No caso dos microorganismos aquáticos, além de não se colocar a questão dos efeitos nos solos e da utilização de água doce, há uma vantagem extra, já que muitas das espécies promovem o sequestro de dióxido de carbono, contribuindo para combater o aquecimento global.
Outra potencial vantagem ambiental poderá surgir daquela que é a maior dificuldade da criação de microalgas: a disponibilidade de nutrientes, «nomeadamente fosfatos». A solução passa por «tentar utilizar as águas residuais para fazer crescer microalgas, pois são muito ricas em nitratos e fosfatos, que têm de ser retirados antes das águas serem despejadas no mar ou nos rios, sob pena de causarem um grande impacto ecológico», diz o investigador algarvio.
O MarBiotech do CCMar e a Águas do Algarve estão a tentar lançar um projeto piloto de produção de microalgas numa das Estações de Tratamento de Águas Residuais geridas pela empresa algarvia. Ou seja, no futuro, além de água mais limpa, poderão sair das ETAR da região (e não só) microalgas cheias de lípidos, para serem transformadas em biodiesel. Porém, um dos problemas a resolver é a questão do seu financiamento, «que tarda a surgir».
A riqueza e potencial dos organismos existentes na Ria Formosa e nos oceanos levam João Varela a salientar a importância de se preservar o ambiente, nomeadamente nas zonas costeiras, sob o risco de se estar a destruir espécies que podem ser determinantes para salvar vidas, no futuro.
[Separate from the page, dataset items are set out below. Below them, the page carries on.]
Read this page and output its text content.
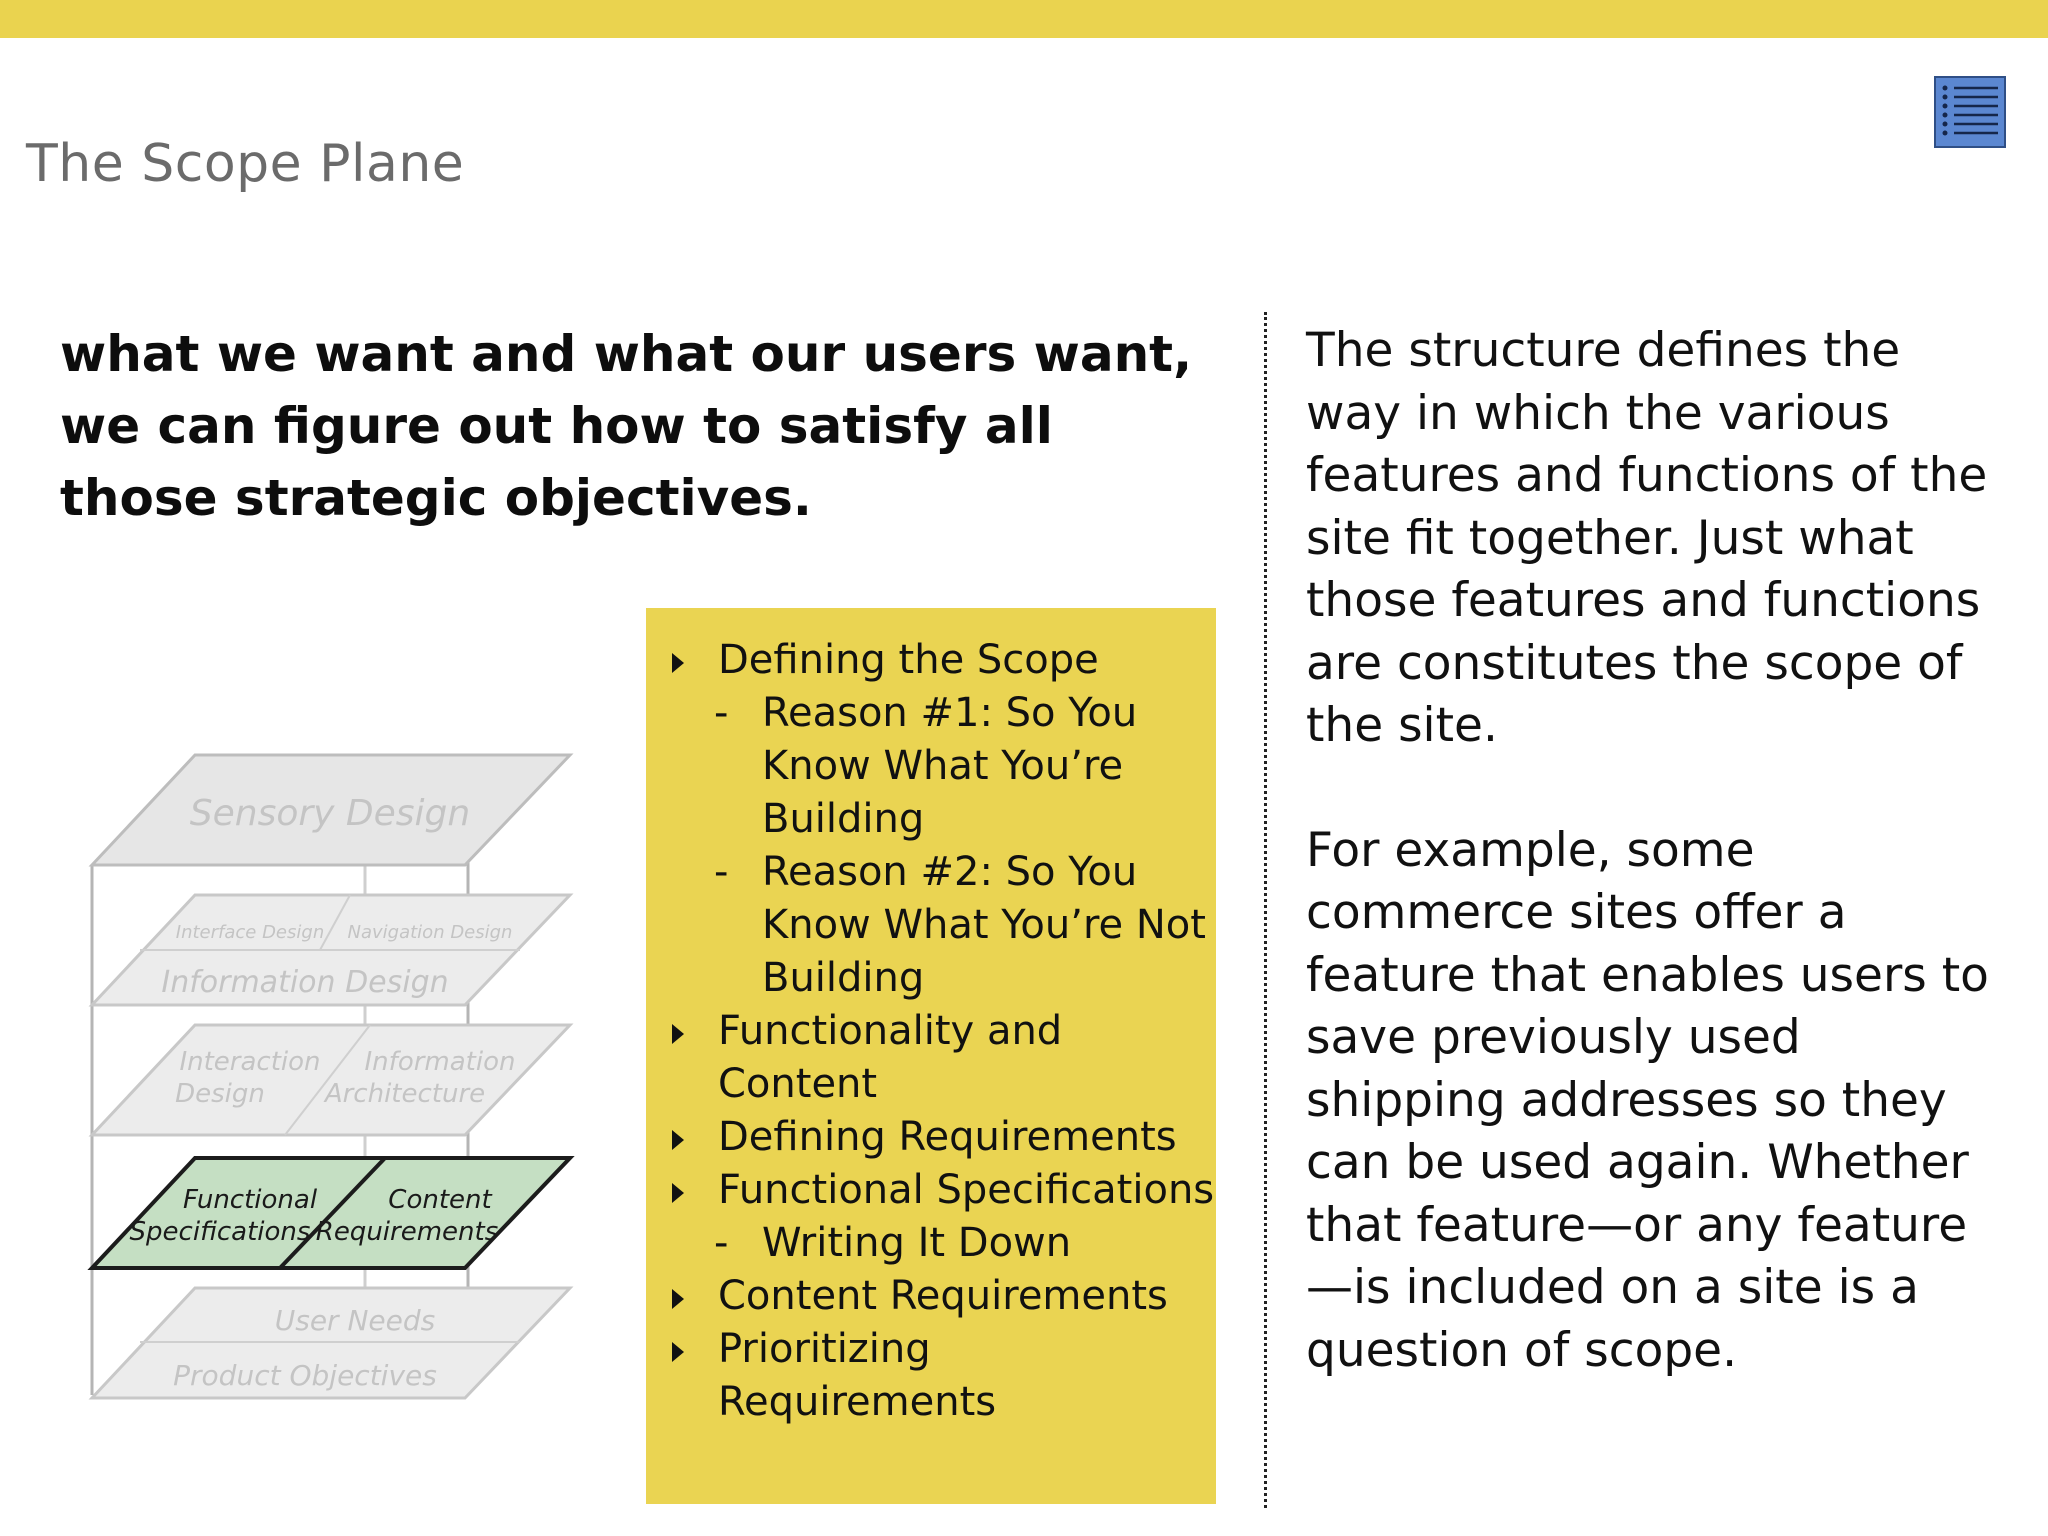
The Scope Plane
what we want and what our users want, we can figure out how to satisfy all those strategic objectives.
Sensory Design
Interface Design Navigation Design
Information Design
Interaction
Design
Information
Architecture
Functional
Specifications
Content
Requirements
User Needs
Product Objectives
Defining the Scope
- Reason #1: So You
Know What You’re
Building
- Reason #2: So You
Know What You’re Not
Building
Functionality and
Content
Defining Requirements
Functional Specifications
- Writing It Down
Content Requirements
Prioritizing
Requirements

The structure defines the way in which the various features and functions of the site fit together. Just what those features and functions are constitutes the scope of the site.

For example, some commerce sites offer a feature that enables users to save previously used shipping addresses so they can be used again. Whether that feature—or any feature—is included on a site is a question of scope.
No caso das algas castanhas, «nunca se deve tentar recolhê-las no seu ambiente natural», não só porque isso pode colocar em perigo a sua disponibilidade, mas também porque «é proibido, à luz de uma lei recente, que impede que sejam recolhidas quaisquer espécies na área de influência do Parque Natural da Ria Formosa sem autorização prévia».